Nature Morte from Delhi brings for this exhibition artists of three generations working today propose abstraction as a correlative to current advancements in Science. Mona Rai, Bharti Kher, and Tanya Goel create artworks without subjects, pictures that are determined by the unorthodox materials from which they are made, images that coalesce as much in the mind as by the eye. These artworks can be paired with advances in the harnessing of cutting-edge theories such as nano-technologies, quantum computing, and genome sequencing. In addition, Nature Morte will exhibit works by Asim Waqif, LN Tallur, and Martand Khosla which expand upon this dialogue between Art and Science.

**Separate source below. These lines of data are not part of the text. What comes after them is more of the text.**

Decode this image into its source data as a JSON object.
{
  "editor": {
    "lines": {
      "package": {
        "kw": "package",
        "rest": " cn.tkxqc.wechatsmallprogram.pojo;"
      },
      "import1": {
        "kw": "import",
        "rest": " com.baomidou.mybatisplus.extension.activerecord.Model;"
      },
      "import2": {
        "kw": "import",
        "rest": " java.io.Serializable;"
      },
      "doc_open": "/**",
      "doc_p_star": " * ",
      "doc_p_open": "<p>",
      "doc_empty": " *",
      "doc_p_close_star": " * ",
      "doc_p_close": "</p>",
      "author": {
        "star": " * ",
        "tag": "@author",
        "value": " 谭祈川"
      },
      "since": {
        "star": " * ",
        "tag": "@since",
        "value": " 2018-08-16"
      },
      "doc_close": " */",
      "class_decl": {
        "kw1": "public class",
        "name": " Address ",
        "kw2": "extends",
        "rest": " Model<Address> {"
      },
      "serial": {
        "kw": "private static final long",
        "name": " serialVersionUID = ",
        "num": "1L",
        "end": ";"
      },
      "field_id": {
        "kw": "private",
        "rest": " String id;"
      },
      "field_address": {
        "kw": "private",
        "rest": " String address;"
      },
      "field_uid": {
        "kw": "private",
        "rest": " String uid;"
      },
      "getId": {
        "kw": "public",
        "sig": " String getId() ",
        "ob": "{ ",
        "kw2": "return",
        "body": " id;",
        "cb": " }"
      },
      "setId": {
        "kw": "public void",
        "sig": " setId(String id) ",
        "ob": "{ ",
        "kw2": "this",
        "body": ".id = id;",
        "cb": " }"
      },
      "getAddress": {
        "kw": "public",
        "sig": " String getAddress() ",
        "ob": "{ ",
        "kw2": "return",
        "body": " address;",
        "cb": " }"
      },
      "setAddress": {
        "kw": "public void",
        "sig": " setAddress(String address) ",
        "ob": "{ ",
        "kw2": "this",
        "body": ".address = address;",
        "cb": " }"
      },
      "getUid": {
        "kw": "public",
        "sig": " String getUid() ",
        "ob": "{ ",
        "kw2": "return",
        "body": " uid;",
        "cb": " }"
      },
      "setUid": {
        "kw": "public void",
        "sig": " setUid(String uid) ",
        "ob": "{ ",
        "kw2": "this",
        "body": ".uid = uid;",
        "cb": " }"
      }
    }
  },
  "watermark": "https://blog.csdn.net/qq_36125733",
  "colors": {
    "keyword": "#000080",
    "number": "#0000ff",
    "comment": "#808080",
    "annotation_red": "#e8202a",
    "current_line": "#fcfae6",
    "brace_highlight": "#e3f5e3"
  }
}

Vadehra Art Gallery is thrilled to present Memory Keepers, featuring oil paintings by Atul Dodiya, a comprehensive set of works by Pritzker prize-winning architect B.V. Doshi and a series of new paintings by Arpita Singh. As a joint presentation between Vadehra Art Gallery and Chemould Prescott Road, Shilpa Gupta will intervene minimally and thoughtfully with recently developed works, which delve into distance, mobility and confinement that surfaced through the last year.
The exhibition is on view from March 3- March 9 at Bikaner House, New Delhi.